As seen above, I don't follow how you figure out those planes. It seems they're not using the origin labeled. I'm not really sure I understand spatially what's going on in the left figure so let's focus only on the right figure. Why is one of the intercepts not really touching the xyz axes? Where is the origin in this thing?
Best Answer
The origin is at the point where the $x$, $y$, and $z$-axes meet, as usual.
The numbers in parentheses are Miller Indices (as Mark pointed out in his answer). In the case of a simple cubic crystal, the indices $(h k l)$ represent a plane that passes through the points $(1/h,0,0)$, $(0,1/k,0)$ and $(0,0,1/l)$. More generally, the indices are the coefficients of a vector orthogonal to the plane, in the basis of primitive reciprocal lattice vectors (you can check that these two definitions are equivalent for a cubic crystal).
In the example figure on the right, the Miller indices are $(1 \bar{1} 1)$, so the plane should intersect the $x$, $y$, and $z$-axes at $1$, $-1$, and $1$ respectively.

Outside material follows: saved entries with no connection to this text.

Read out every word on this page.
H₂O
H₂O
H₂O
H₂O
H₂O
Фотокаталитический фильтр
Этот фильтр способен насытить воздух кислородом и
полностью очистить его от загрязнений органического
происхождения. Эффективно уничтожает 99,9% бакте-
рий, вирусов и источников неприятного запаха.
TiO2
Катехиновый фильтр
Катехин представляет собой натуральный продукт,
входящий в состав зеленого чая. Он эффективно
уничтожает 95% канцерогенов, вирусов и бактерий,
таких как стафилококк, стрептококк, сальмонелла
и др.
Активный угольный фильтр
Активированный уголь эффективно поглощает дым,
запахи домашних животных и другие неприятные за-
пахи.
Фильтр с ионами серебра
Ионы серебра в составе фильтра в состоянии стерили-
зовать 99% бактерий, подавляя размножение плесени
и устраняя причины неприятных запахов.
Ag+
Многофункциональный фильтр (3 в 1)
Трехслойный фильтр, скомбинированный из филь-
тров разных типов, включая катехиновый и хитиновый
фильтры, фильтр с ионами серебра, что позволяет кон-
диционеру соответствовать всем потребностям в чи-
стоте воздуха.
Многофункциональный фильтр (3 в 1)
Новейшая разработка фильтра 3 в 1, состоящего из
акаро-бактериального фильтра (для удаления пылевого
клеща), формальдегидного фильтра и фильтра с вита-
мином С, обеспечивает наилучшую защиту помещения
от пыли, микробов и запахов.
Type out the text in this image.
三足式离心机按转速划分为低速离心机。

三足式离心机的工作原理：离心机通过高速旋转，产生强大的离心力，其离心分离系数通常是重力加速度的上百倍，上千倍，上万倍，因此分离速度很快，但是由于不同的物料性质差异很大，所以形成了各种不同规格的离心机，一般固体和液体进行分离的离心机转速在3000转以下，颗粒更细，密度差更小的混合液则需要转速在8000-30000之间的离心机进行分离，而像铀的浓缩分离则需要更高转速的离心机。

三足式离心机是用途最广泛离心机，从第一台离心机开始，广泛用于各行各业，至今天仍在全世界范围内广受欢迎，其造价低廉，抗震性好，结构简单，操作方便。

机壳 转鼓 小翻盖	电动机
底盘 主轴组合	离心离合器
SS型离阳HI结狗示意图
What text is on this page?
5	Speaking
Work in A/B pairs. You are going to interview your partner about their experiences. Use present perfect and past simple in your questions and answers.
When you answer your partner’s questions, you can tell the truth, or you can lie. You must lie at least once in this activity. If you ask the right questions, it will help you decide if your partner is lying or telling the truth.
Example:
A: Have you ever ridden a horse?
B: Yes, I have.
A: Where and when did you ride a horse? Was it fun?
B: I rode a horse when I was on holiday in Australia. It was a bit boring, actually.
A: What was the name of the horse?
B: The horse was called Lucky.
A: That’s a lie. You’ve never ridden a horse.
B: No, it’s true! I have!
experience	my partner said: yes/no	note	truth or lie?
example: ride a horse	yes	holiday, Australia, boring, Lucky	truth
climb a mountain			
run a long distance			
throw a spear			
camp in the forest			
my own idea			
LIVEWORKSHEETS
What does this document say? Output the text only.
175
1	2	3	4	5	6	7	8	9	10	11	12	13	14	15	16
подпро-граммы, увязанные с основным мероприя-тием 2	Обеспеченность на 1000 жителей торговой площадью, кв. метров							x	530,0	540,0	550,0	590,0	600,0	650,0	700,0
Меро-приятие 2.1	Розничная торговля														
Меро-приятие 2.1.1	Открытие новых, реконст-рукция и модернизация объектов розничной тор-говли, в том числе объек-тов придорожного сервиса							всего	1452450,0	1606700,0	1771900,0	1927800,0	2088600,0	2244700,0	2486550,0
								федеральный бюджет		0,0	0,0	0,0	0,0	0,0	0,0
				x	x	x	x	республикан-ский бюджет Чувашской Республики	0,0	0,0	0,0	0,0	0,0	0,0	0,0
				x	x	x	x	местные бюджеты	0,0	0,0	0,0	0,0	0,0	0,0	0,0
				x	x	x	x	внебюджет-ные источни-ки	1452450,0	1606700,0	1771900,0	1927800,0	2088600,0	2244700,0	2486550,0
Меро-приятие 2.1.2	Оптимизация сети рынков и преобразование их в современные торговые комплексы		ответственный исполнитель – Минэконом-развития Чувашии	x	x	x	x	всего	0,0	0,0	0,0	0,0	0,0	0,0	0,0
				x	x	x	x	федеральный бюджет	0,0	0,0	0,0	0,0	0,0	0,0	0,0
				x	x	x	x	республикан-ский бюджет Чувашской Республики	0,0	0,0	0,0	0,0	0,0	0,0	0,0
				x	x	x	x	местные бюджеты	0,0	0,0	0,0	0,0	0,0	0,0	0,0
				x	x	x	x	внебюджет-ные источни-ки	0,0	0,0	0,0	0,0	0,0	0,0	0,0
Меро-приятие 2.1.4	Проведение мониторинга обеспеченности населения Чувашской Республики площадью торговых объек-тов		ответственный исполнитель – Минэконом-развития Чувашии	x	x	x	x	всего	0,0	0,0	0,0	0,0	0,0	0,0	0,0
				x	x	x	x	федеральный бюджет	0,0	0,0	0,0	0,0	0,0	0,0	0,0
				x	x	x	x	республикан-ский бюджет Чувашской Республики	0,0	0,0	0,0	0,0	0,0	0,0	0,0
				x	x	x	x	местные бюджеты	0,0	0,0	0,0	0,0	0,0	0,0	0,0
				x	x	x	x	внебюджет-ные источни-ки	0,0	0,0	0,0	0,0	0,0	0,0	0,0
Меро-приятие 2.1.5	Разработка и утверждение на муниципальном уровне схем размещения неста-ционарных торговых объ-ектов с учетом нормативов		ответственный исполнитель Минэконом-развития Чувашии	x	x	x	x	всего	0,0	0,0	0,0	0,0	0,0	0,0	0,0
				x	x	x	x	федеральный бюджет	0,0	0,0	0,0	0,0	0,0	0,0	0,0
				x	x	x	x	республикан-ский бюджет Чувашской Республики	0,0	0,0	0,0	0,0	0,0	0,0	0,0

The $x$- and $z$-intercepts are explicitly shown in the figure, but the $y$-intercept is not; it would be visible if the figure was extended to the left by one unit.
Similarly, for the example figure on the left, the plane will intersect the $x$, $y$, and $z$-axes at $-1$, $1$, and $1$ respectively. Here the $y$- and $z$-intercepts are shown; the $x$-intercept would be visible if the figure was extended back into the screen by one unit. Notice the symmetry between the two cases.